Linear, constant-coefficient differential (CT)/difference (DT) equation
- DT $\sum_{k=0}^N a_k y[n-k]=\sum_{k=0}^Mb_kx[n-k]$
- CT $\sum_{k=0}^N a_k \frac{d^ky}{dt^k}(t)=\sum_{k=0}^Mb_k\frac{d^kx}{dt^k}(t)$

Signal transforms (frequency-domain transforms)
- Fourier series - for periodic signals (have power)
  - Fourier series - CTFS
  - Discrete Fourier series - DTFS
- Fourier transform - for aperiodic signals (have energy)
  - Fourier transform - CTFT
  - Discrete Fourier transform - DTFT
- Laplace transform - CT
- Z-Transform - DT
Fourier series
- Basis function $\phi_k(t) = e^{jk\omega_0t}$
- Synthesis - representing a signal $x(t)$ by a Fourier series $\hat x(t)$
  - $\displaystyle \hat x(t) = \sum_{k=-\infty}^{\infty} a_k e^{k\omega t}= \sum_{k=-\infty}^{\infty} a_k \phi_k(t)$
- Analysis - finding the Fourier series coefficients $a_k$ to represent a signal $x(t)$
  - $\displaystyle a_k=\frac1{T_0} \int_{T_0} x(t') e^{-jk\omega_0t'}dt'=\frac1{T_0} \int_{T_0} x(t') \phi_k^*(t')dt'$

mn $a_kT_0$ is the product of inner product of $e^{jk\omega_0}$ and $\hat x(t)$ (approximation of x(t) with linear combo of exponentials) over one period, which is the RHS.

mn $\int_{T_0} \hat x(t') e^{-jk\omega_0t'}dt'=\int_{T_0} x(t') e^{-jk\omega_0t'}dt'$

LHS yields $\displaystyle \int_{T_0} \sum_{k'=-\infty}^{\infty} a_ke^{jk'\omega_0} e^{-jk\omega_0t'}dt'=a_kT_0$

Examples
- Pulse train: $a_k=\frac{\omega_0T_1}\pi \operatorname{sinc}(\frac{k\omega_0T_1}\pi)$

With LTI system H
- If $y(t)=H\{x(t)\}=H(j\omega)x(t)$ and $x(t)\stackrel{\rm FS}\leftrightarrow a_k$ then $y(t)\stackrel{\rm FS}\leftrightarrow a_kH(j\omega)$ due to linearity of H
CTFS properties
- Parseval's identity $\displaystyle \langle x(t),y(t)\rangle = \int_{T_0} x(t)y^*(t)dt=T_0\sum_{k=-\infty}^\infty a_kb^*_k$ - relates the inner product of two signals to their FS coefficients
- If $x(t)$ is real, $a_{-k}=a_{k}^*$

If $x(t)$ is even and real, $a_k$ is even and real.
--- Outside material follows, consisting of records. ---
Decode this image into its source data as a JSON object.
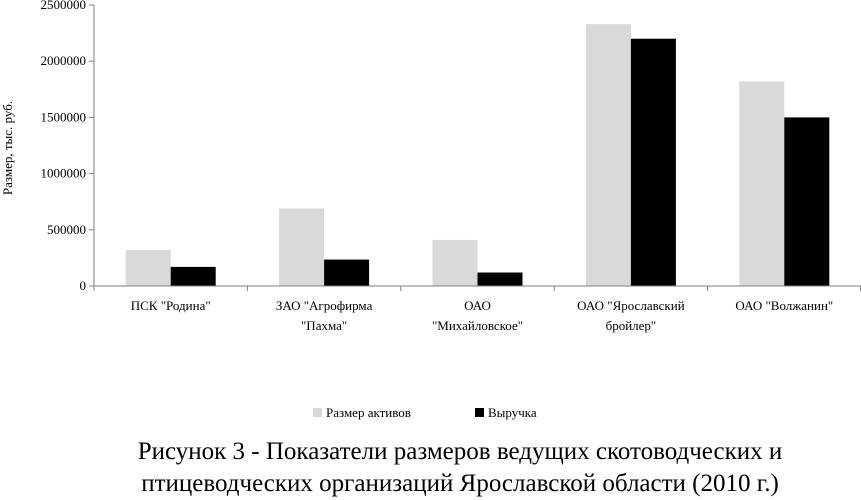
{
  "chart_data": {
    "type": "bar",
    "ylabel": "Размер, тыс. руб.",
    "ylim": [
      0,
      2500000
    ],
    "yticks": [
      0,
      500000,
      1000000,
      1500000,
      2000000,
      2500000
    ],
    "y_tick_labels": [
      "0",
      "500000",
      "1000000",
      "1500000",
      "2000000",
      "2500000"
    ],
    "grid": false,
    "legend_position": "bottom",
    "categories": [
      [
        "ПСК \"Родина\""
      ],
      [
        "ЗАО \"Агрофирма",
        "\"Пахма\""
      ],
      [
        "ОАО",
        "\"Михайловское\""
      ],
      [
        "ОАО \"Ярославский",
        "бройлер\""
      ],
      [
        "ОАО \"Волжанин\""
      ]
    ],
    "series": [
      {
        "name": "Размер активов",
        "color": "#d9d9d9",
        "values": [
          320000,
          690000,
          410000,
          2330000,
          1820000
        ]
      },
      {
        "name": "Выручка",
        "color": "#000000",
        "values": [
          170000,
          235000,
          120000,
          2200000,
          1500000
        ]
      }
    ]
  },
  "caption": {
    "line1": "Рисунок 3 - Показатели размеров ведущих скотоводческих и",
    "line2": "птицеводческих организаций Ярославской области (2010 г.)"
  }
}
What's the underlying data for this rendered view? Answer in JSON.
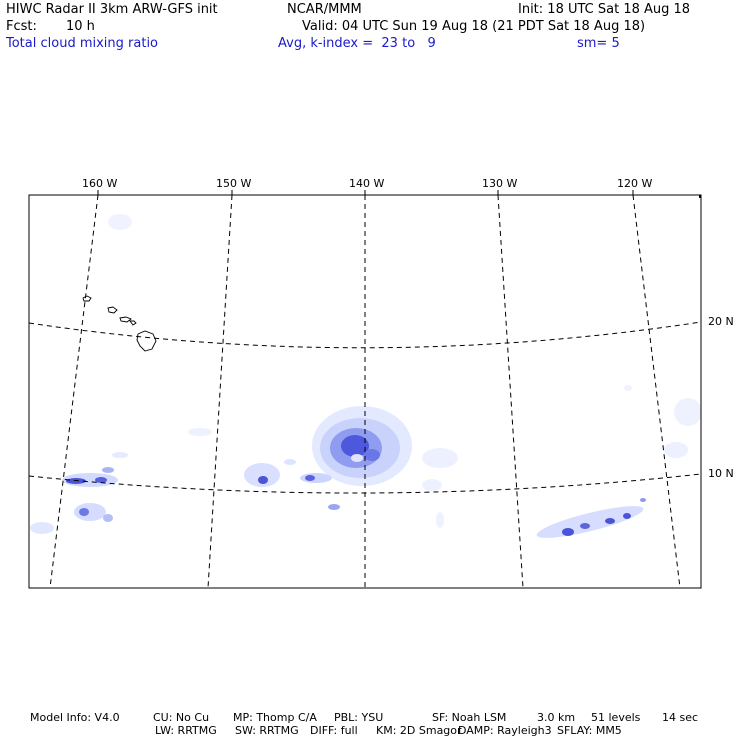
{
  "header": {
    "title": "HIWC Radar II 3km ARW-GFS init",
    "org": "NCAR/MMM",
    "init": "Init: 18 UTC Sat 18 Aug 18",
    "fcst_label": "Fcst:",
    "fcst_value": "10 h",
    "valid": "Valid: 04 UTC Sun 19 Aug 18 (21 PDT Sat 18 Aug 18)",
    "field": "Total cloud mixing ratio",
    "avg": "Avg, k-index =  23 to   9",
    "sm": "sm= 5"
  },
  "map": {
    "lon_labels": [
      "160 W",
      "150 W",
      "140 W",
      "130 W",
      "120 W"
    ],
    "lat_labels": [
      "20 N",
      "10 N"
    ],
    "colors": {
      "border": "#000000",
      "gridline": "#000000",
      "cloud_light": "#dde6ff",
      "cloud_mid": "#9aa7f0",
      "cloud_dark": "#3a44d8"
    }
  },
  "footer": {
    "line1": {
      "model_info": "Model Info: V4.0",
      "cu": "CU: No Cu",
      "mp": "MP: Thomp C/A",
      "pbl": "PBL: YSU",
      "sf": "SF: Noah LSM",
      "res": "3.0 km",
      "levels": "51 levels",
      "dt": "14 sec"
    },
    "line2": {
      "lw": "LW: RRTMG",
      "sw": "SW: RRTMG",
      "diff": "DIFF: full",
      "km": "KM: 2D Smagor",
      "damp": "DAMP: Rayleigh3",
      "sflay": "SFLAY: MM5"
    }
  }
}
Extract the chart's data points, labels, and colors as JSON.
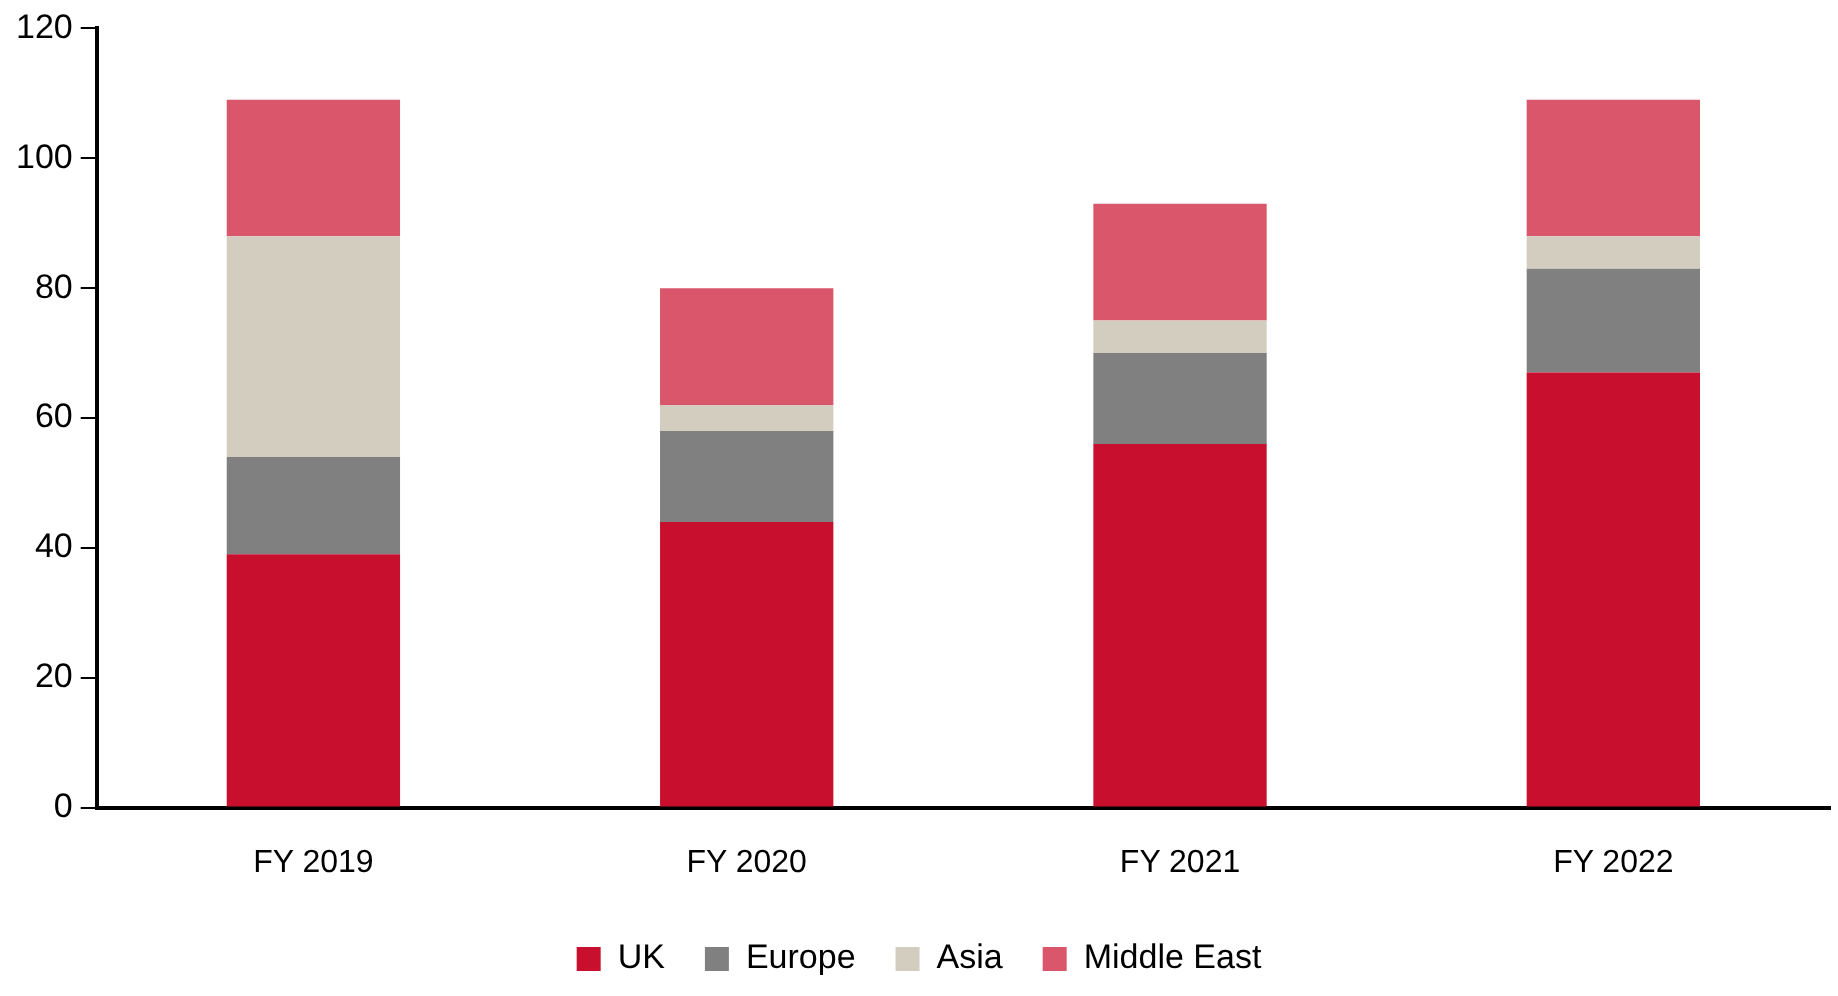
{
  "chart_data": {
    "type": "bar",
    "stacked": true,
    "categories": [
      "FY 2019",
      "FY 2020",
      "FY 2021",
      "FY 2022"
    ],
    "series": [
      {
        "name": "UK",
        "color": "#c8102e",
        "values": [
          39,
          44,
          56,
          67
        ]
      },
      {
        "name": "Europe",
        "color": "#808080",
        "values": [
          15,
          14,
          14,
          16
        ]
      },
      {
        "name": "Asia",
        "color": "#d3cdc0",
        "values": [
          34,
          4,
          5,
          5
        ]
      },
      {
        "name": "Middle East",
        "color": "#d9566b",
        "values": [
          21,
          18,
          18,
          21
        ]
      }
    ],
    "ylim": [
      0,
      120
    ],
    "yticks": [
      0,
      20,
      40,
      60,
      80,
      100,
      120
    ],
    "grid": false,
    "legend": "bottom"
  }
}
If $x(t)$ is odd and real, $a_k$ is odd and imaginary

T-shift delay: $x(t-t_0)\leftrightarrow a_k\textcolor{blue}{e^{-jk\omega_0t_0}}$ if $x(t)\leftrightarrow a_k$

Additional Notes

Helpful math
- $e^{j\theta}+e^{-j\theta}=2\cos\theta$
- $e^{j\theta}-e^{-j\theta}=2j\sin\theta$

Conjugation
- Conjugation distributes: $(ab)^*=a^*b^*$

Inner product $\langle x(t), y(t) \rangle \stackrel\Delta= \int_{T_0} x(t)y^*(t)dt$
- CT version of dot product (DT)